While Belushya Guba administrators reportedly wanted permission to shoot the protected animals, Russia’s environmental oversight agency instead sent a crisis response group of experts to count the bears and find a solution, perhaps even tranquillising and moving them away from town. A blizzard with winds of 20 metres a second on the island has delayed the group’s arrival until at least Wednesday.

When the bears first began appearing, Ms Kireyeva and her five-year-old daughter enjoyed watching them as if they were at the zoo, she said.  

But in January, Ms Kireyeva was taking her daughter to school when the town “bear patrol” inadvertently chased one directly into their path.

“We had decided to go hide somewhere, but suddenly it jumped out in front of us all scared,” she recalled. “I grabbed the kid and ran in the other direction. Just then the patrol caught up and the bear ran away.”

She and her daughter had never been so afraid, she added.

Polar bears forage for food at a tip on Novaya ZemlyaCredit:
VK

Mikhail Stishov, a polar bear expert with the World Wildlife Fund, said Belushya Guba had led the bears on by failing to burn or store rubbish out of reach. A recent social media video from the area showed a huge pack of bears clustering around waste food at a tip. 

“They’re coming to land more often, but the fact that they settled in next to a village, that’s the fault of the authorities,” he told The Telegraph. “Sooner or later, they will eat what’s there and leave, but if you’re throwing rubbish nearby, this will be repeated.”

The environmental oversight agency has asked Belushya Guba authorities to shut down the rubbish dump and replace open bins with covered ones.

The town is reportedly planning to build a rubbish processing facility, but it won’t come online until 2024. 

Polar bears, which can weigh 1,300lbs or more and run up to 25 miles per hour, do not typically hunt humans but can attack if they are surprised, feel threatened or are searching for food. 

Vladimir Putin measures a tranquillised polar bear with scientists in Franz Josef Land in 2010Credit:
Alexey Nikolsky/AFP/Getty

As sea ice retreats further and faster, they are increasingly stranded on land. Vladimir Putin, the president, said that only 25,000 of them were left in the wild when he measured a tranquillised polar bear with scientists in Franz Josef Land in 2010, but estimates vary widely. 

Those who encounter the “tsar of the Arctic” are advised to suppress the instinct to flee lest they be mistaken for prey. Instead, they should try to frighten it off with loud noises. 

Camera-wielding locals often feed the animals, which raises their expectations and makes it harder to chase them away. Several videos in recent years have shown Russians in the far north feeding cookies to bears through kitchen windows.

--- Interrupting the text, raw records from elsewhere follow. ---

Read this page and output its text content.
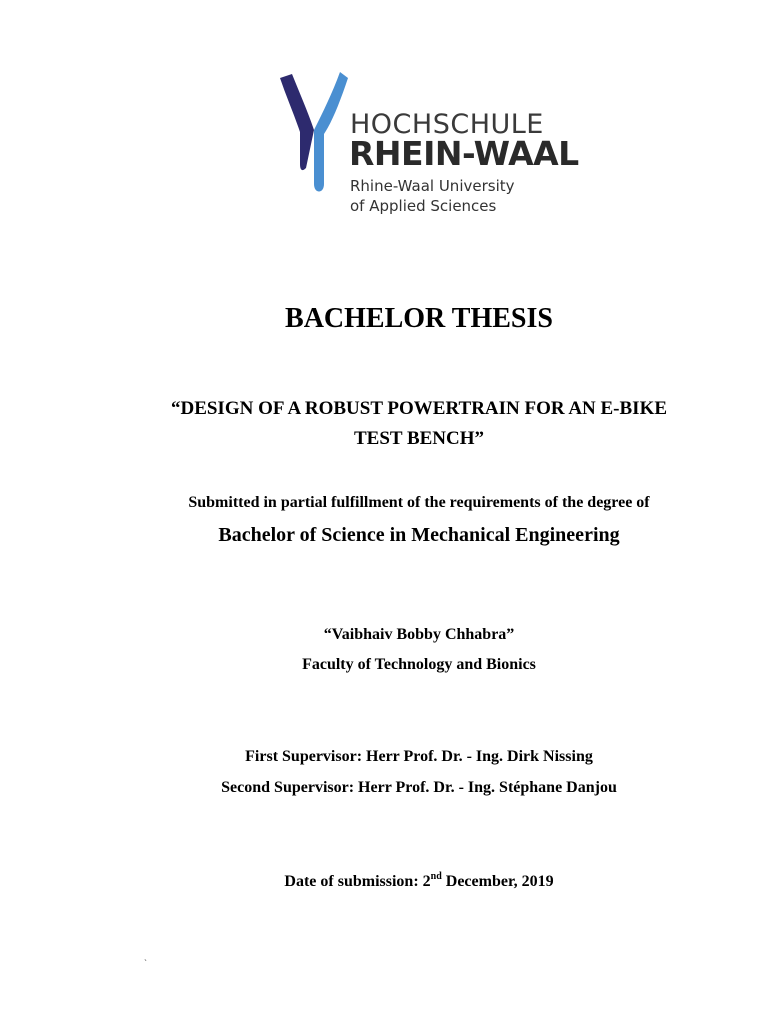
HOCHSCHULE
RHEIN-WAAL
Rhine-Waal University
of Applied Sciences
BACHELOR THESIS
“DESIGN OF A ROBUST POWERTRAIN FOR AN E-BIKE
TEST BENCH”
Submitted in partial fulfillment of the requirements of the degree of
Bachelor of Science in Mechanical Engineering
“Vaibhaiv Bobby Chhabra”
Faculty of Technology and Bionics
First Supervisor: Herr Prof. Dr. - Ing. Dirk Nissing
Second Supervisor: Herr Prof. Dr. - Ing. Stéphane Danjou
Date of submission: 2nd December, 2019
`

“They’re spitting on their own safety,” Mr Stishov said. 

He also recommended that electric fences be installed around schools and residents travel in groups carry small fireworks with them to frighten bears. 

Both the oil and gas worker in Franz Josef Land and the head of a meteorological station killed there by a polar bear in 2011 reportedly violated safety rules by going outside alone and unarmed. 

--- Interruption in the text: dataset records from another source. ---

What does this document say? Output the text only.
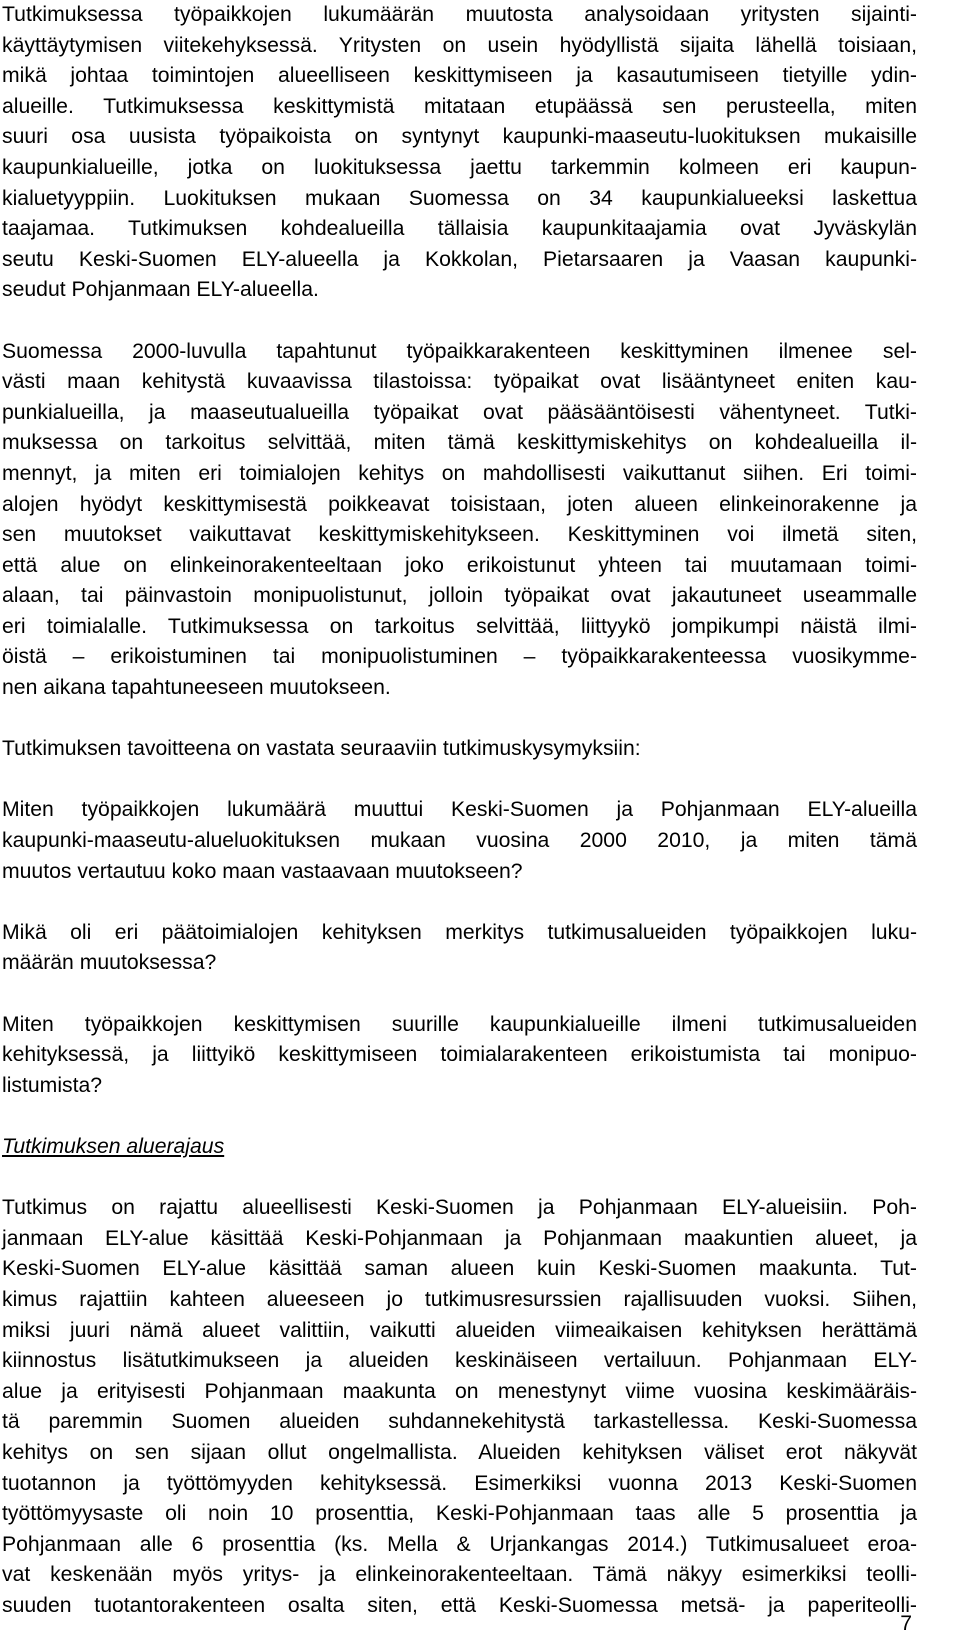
Tutkimuksessa työpaikkojen lukumäärän muutosta analysoidaan yritysten sijainti-
käyttäytymisen viitekehyksessä. Yritysten on usein hyödyllistä sijaita lähellä toisiaan,
mikä johtaa toimintojen alueelliseen keskittymiseen ja kasautumiseen tietyille ydin-
alueille. Tutkimuksessa keskittymistä mitataan etupäässä sen perusteella, miten
suuri osa uusista työpaikoista on syntynyt kaupunki-maaseutu-luokituksen mukaisille
kaupunkialueille, jotka on luokituksessa jaettu tarkemmin kolmeen eri kaupun-
kialuetyyppiin. Luokituksen mukaan Suomessa on 34 kaupunkialueeksi laskettua
taajamaa. Tutkimuksen kohdealueilla tällaisia kaupunkitaajamia ovat Jyväskylän
seutu Keski-Suomen ELY-alueella ja Kokkolan, Pietarsaaren ja Vaasan kaupunki-
seudut Pohjanmaan ELY-alueella.
Suomessa 2000-luvulla tapahtunut työpaikkarakenteen keskittyminen ilmenee sel-
västi maan kehitystä kuvaavissa tilastoissa: työpaikat ovat lisääntyneet eniten kau-
punkialueilla, ja maaseutualueilla työpaikat ovat pääsääntöisesti vähentyneet. Tutki-
muksessa on tarkoitus selvittää, miten tämä keskittymiskehitys on kohdealueilla il-
mennyt, ja miten eri toimialojen kehitys on mahdollisesti vaikuttanut siihen. Eri toimi-
alojen hyödyt keskittymisestä poikkeavat toisistaan, joten alueen elinkeinorakenne ja
sen muutokset vaikuttavat keskittymiskehitykseen. Keskittyminen voi ilmetä siten,
että alue on elinkeinorakenteeltaan joko erikoistunut yhteen tai muutamaan toimi-
alaan, tai päinvastoin monipuolistunut, jolloin työpaikat ovat jakautuneet useammalle
eri toimialalle. Tutkimuksessa on tarkoitus selvittää, liittyykö jompikumpi näistä ilmi-
öistä – erikoistuminen tai monipuolistuminen – työpaikkarakenteessa vuosikymme-
nen aikana tapahtuneeseen muutokseen.
Tutkimuksen tavoitteena on vastata seuraaviin tutkimuskysymyksiin:
Miten työpaikkojen lukumäärä muuttui Keski-Suomen ja Pohjanmaan ELY-alueilla
kaupunki-maaseutu-alueluokituksen mukaan vuosina 2000 2010, ja miten tämä
muutos vertautuu koko maan vastaavaan muutokseen?
Mikä oli eri päätoimialojen kehityksen merkitys tutkimusalueiden työpaikkojen luku-
määrän muutoksessa?
Miten työpaikkojen keskittymisen suurille kaupunkialueille ilmeni tutkimusalueiden
kehityksessä, ja liittyikö keskittymiseen toimialarakenteen erikoistumista tai monipuo-
listumista?
Tutkimuksen aluerajaus
Tutkimus on rajattu alueellisesti Keski-Suomen ja Pohjanmaan ELY-alueisiin. Poh-
janmaan ELY-alue käsittää Keski-Pohjanmaan ja Pohjanmaan maakuntien alueet, ja
Keski-Suomen ELY-alue käsittää saman alueen kuin Keski-Suomen maakunta. Tut-
kimus rajattiin kahteen alueeseen jo tutkimusresurssien rajallisuuden vuoksi. Siihen,
miksi juuri nämä alueet valittiin, vaikutti alueiden viimeaikaisen kehityksen herättämä
kiinnostus lisätutkimukseen ja alueiden keskinäiseen vertailuun. Pohjanmaan ELY-
alue ja erityisesti Pohjanmaan maakunta on menestynyt viime vuosina keskimääräis-
tä paremmin Suomen alueiden suhdannekehitystä tarkastellessa. Keski-Suomessa
kehitys on sen sijaan ollut ongelmallista. Alueiden kehityksen väliset erot näkyvät
tuotannon ja työttömyyden kehityksessä. Esimerkiksi vuonna 2013 Keski-Suomen
työttömyysaste oli noin 10 prosenttia, Keski-Pohjanmaan taas alle 5 prosenttia ja
Pohjanmaan alle 6 prosenttia (ks. Mella & Urjankangas 2014.) Tutkimusalueet eroa-
vat keskenään myös yritys- ja elinkeinorakenteeltaan. Tämä näkyy esimerkiksi teolli-
suuden tuotantorakenteen osalta siten, että Keski-Suomessa metsä- ja paperiteolli-
7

Ms Kireyeva said the situation was improving with the end of the polar night, which plunges the area into permanent darkness for 10 weeks and makes it hard to spot the bears among the snow. 

Despite the close encounters with the local megafauna, she said residents have not been packing up to leave Belushya Guba. 

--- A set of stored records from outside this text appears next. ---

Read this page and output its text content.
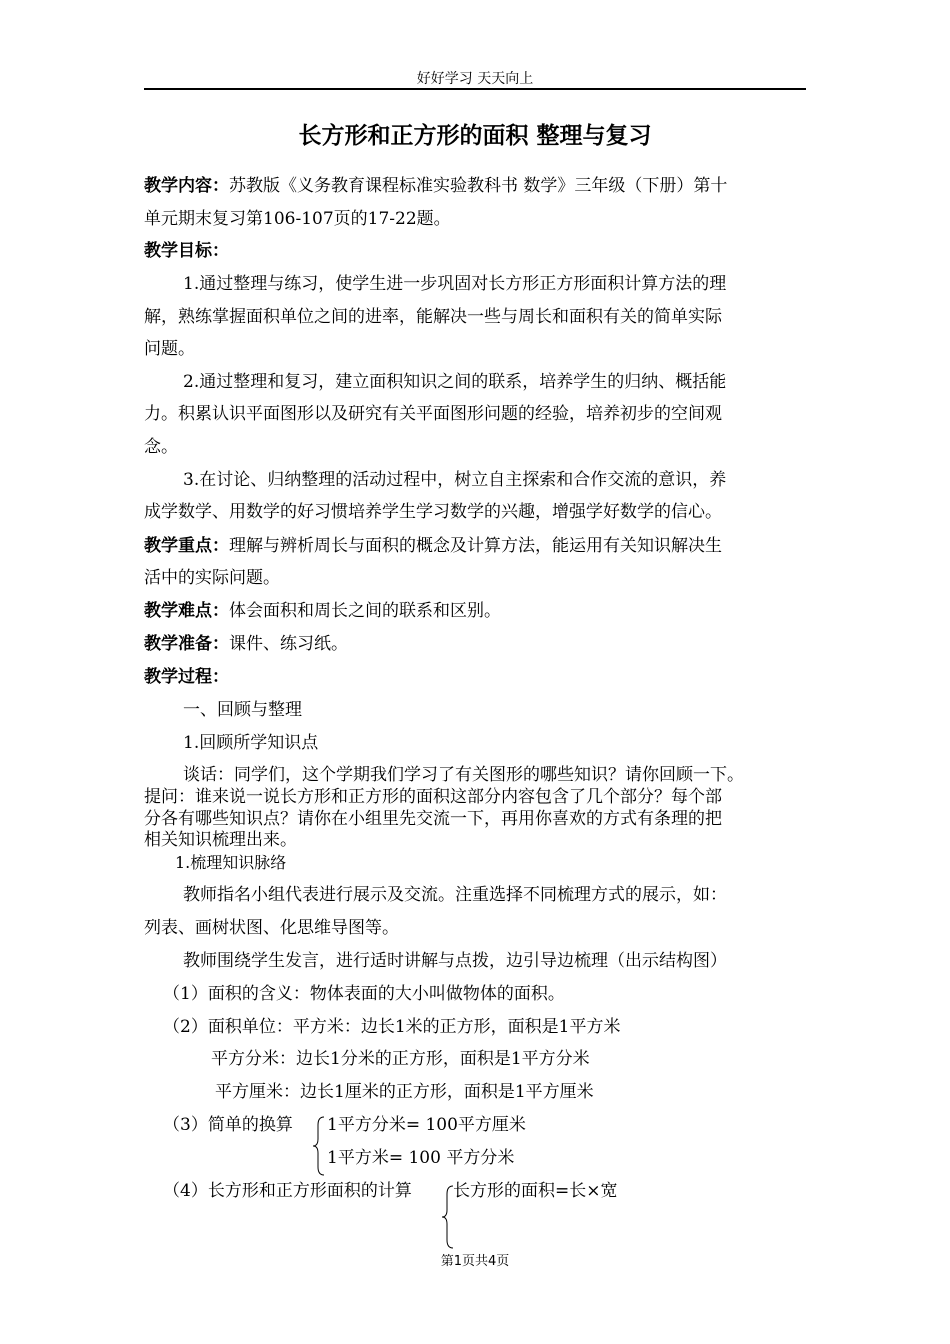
好好学习 天天向上
长方形和正方形的面积 整理与复习
教学内容：苏教版《义务教育课程标准实验教科书 数学》三年级（下册）第十
单元期末复习第106-107页的17-22题。
教学目标：
1.通过整理与练习，使学生进一步巩固对长方形正方形面积计算方法的理
解，熟练掌握面积单位之间的进率，能解决一些与周长和面积有关的简单实际
问题。
2.通过整理和复习，建立面积知识之间的联系，培养学生的归纳、概括能
力。积累认识平面图形以及研究有关平面图形问题的经验，培养初步的空间观
念。
3.在讨论、归纳整理的活动过程中，树立自主探索和合作交流的意识，养
成学数学、用数学的好习惯培养学生学习数学的兴趣，增强学好数学的信心。
教学重点：理解与辨析周长与面积的概念及计算方法，能运用有关知识解决生
活中的实际问题。
教学难点：体会面积和周长之间的联系和区别。
教学准备：课件、练习纸。
教学过程：
一、回顾与整理
1.回顾所学知识点
谈话：同学们，这个学期我们学习了有关图形的哪些知识？请你回顾一下。
提问：谁来说一说长方形和正方形的面积这部分内容包含了几个部分？每个部
分各有哪些知识点？请你在小组里先交流一下，再用你喜欢的方式有条理的把
相关知识梳理出来。
1.梳理知识脉络
教师指名小组代表进行展示及交流。注重选择不同梳理方式的展示，如：
列表、画树状图、化思维导图等。
教师围绕学生发言，进行适时讲解与点拨，边引导边梳理（出示结构图）
（1）面积的含义：物体表面的大小叫做物体的面积。
（2）面积单位：平方米：边长1米的正方形，面积是1平方米
平方分米：边长1分米的正方形，面积是1平方分米
平方厘米：边长1厘米的正方形，面积是1平方厘米
（3）简单的换算 1平方分米= 100平方厘米
1平方米= 100 平方分米
（4）长方形和正方形面积的计算 长方形的面积=长×宽
第1页共4页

“We all understand that it’s not the bears that are coming to us, but rather we are living on their territory,” she said. “So we’ve gotten used to being neighbours with them.”

Environmentalists have warned that human encounters with other predators could also jump as climate change forces them to seek food in populated areas. In particular, Siberian tigers have been spied more frequently near towns in the Primorye region on Russia’s Pacific coast.